The popularization of various wireless connection technologies such as WiFi, 4G, and Bluetooth has led to a blowout growth of various terminal equipment, including the Internet of Things, wearables and other emerging industries based on wireless connection technologies have grown rapidly, and various wireless signal chain solutions have emerged Promote the continuous development of this upsurge. In the wireless signal chain, it has been a long time since someone mentioned a key component - the detector. A recent technical lecture by ADI experts shared the "original" and important components in this wireless design, giving the author the opportunity Reorganize this important but a little unfamiliar product technology.
Detection is also called amplitude demodulation, and its function is to restore the original modulated signal from the modulated high-frequency oscillation. From the spectrum point of view, detection is to move the sideband signal in the amplitude modulation wave from near the carrier frequency to near the zero frequency without distortion. With the widespread application of RFID, radar, and the Internet of Things, radio frequency transmission is ubiquitous, and detectors are used more and more. The RF detector has a sensitivity and stability much higher than the traditional diode detector, and gradually occupies the market of the radio frequency industry.
In these typical applications, the detector is critical
Let's first look at the various applications of RF detectors. In test and measurement applications, RF power detectors are used for precision measurements of RF power and as part of input protection circuits in spectrum and network analyzers. In communications and medical applications, RF detectors are used to monitor and control transmit power and antenna return loss.
An emerging application is RF-based material analysis, where the detector is like a miniature network analyzer that analyzes the magnitude and phase of the signal reflected by the material and uses algorithms to determine material properties, such as moisture content.

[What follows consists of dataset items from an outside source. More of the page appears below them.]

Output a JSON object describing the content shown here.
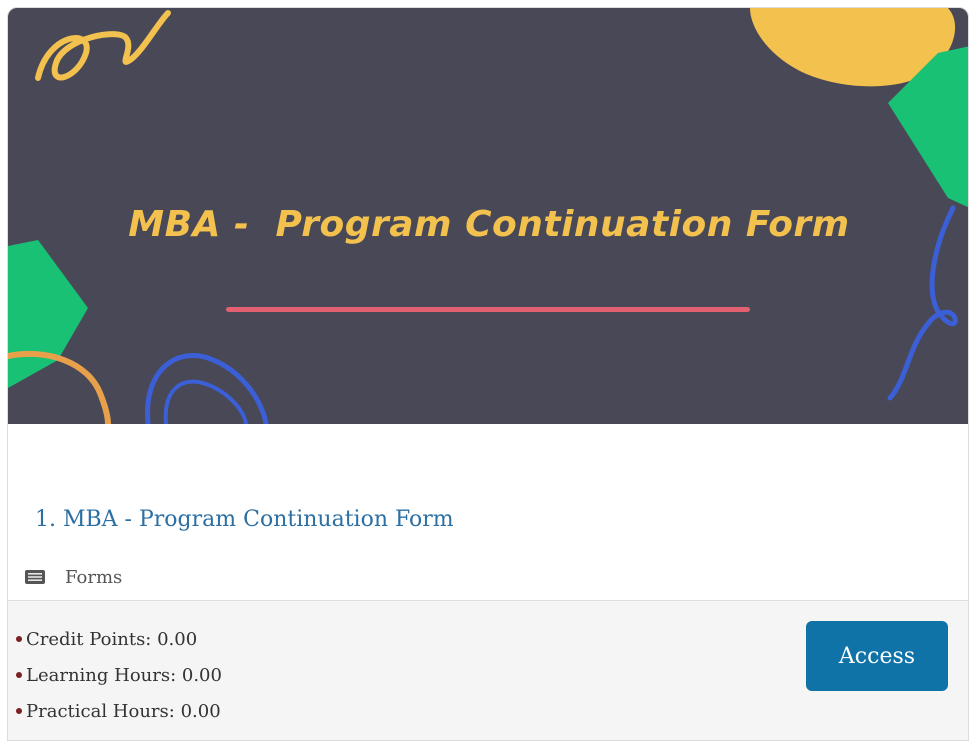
{
  "banner": {
    "title": "MBA -  Program Continuation Form",
    "colors": {
      "background": "#494857",
      "title": "#f2c14e",
      "underline": "#e2606f",
      "yellow": "#f2c14e",
      "green": "#19c174",
      "blue": "#3b5fd6",
      "orange": "#e8a14a"
    }
  },
  "course": {
    "title": "1. MBA - Program Continuation Form",
    "type_icon": "forms-icon",
    "type_label": "Forms"
  },
  "stats": [
    {
      "text": "Credit Points: 0.00"
    },
    {
      "text": "Learning Hours: 0.00"
    },
    {
      "text": "Practical Hours: 0.00"
    }
  ],
  "actions": {
    "access_label": "Access",
    "access_color": "#0f73a8"
  }
}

There are also many applications where RF detectors are used to measure pulsed power, such as electronic payment systems, radar and electronic warfare.
RF detector is a miniature RF power meter
Now, for those unfamiliar with the operation of RF detectors, their function is very simple and best viewed in the time domain. Imagine an RF detector driven by a signal whose input level varies with time, as shown on the left. As the input level increases, the detector's DC output level also increases. Now, this baseline response is common to all RF power detectors, although the exact relationship between input level and output level will vary by device and function.
Understand the differences in performance characteristics to select the correct detector for the application
Now about the different types of RF detectors. The most common type is the logarithmic amplifier, which provides a DC output proportional to the logarithmic value of the input signal. A log amp has a detection range of 40 dB to 100 dB and a relatively flat response time.
The RMS detector performs a full root mean square calculation. RMS detectors can have a linear V/V or linear dB output response. Gain and phase detectors are special log amplifiers that calculate the magnitude and phase difference between two input signals. These devices have two RS inputs.
SDLVA stands for Sequential Detection Logarithmic Video Amplifier. Architecturally, these devices do not differ from log amps, but have two special characteristics: excellent frequency flatness and fast response time. More information on these devices will be described later.
Finally there are peak and envelope detectors. These are fast-response devices that can catch and hold peaks, or follow the rapidly changing envelope of an RF pulse or QAM modulated signal.
Additional temperature compensation can generally be done if the temperature drift is consistent and repeatable from device to device. In this case, two off-chip resistors can be used to pull the thermal and cold drift back to 0 dB for an overall better temperature drift.
In wideband applications such as RF power meters, variations in output voltage and frequency become very important. Basically, the greater the variation with respect to frequency, the more frequency calibration points are required. Two types of graphs are used to show the output voltage as a function of frequency. The first plot on the left is a simple series of power sweeps, with each trace representing the transfer function at a specific frequency. We also use a second type of graph to display the frequency response. The graph on the right shows output voltage versus frequency, with each trace representing a specific RF power level. This plot is very useful for assessing how far apart the frequency calibration points need to be.
This figure shows the frequency response of the new RMS detector LTC5596, which operates up to 40 GHz. An important characteristic of this device is that its frequency response remains flat over such a wide frequency range. It can be seen that the trace remains at about 60 mV from about 200 MHz to 30 GHz. The slope of the LTC5596 is approximately 30 mV/dB. Using these two figures, we can see that this corresponds to a frequency flatness of about 2 dB; unprecedented for such a wideband device.
In the graph on the left, we plot the output voltage versus input level (dB). The blue curve is the so-called linear dB transfer function. We call it linear in dB because for every dB change in the input, the change in output voltage is constant. In contrast, the black curve in the left graph has an exponential character when you plot it as voltage output versus dBm. This is a typical response of a diode-based RF detector.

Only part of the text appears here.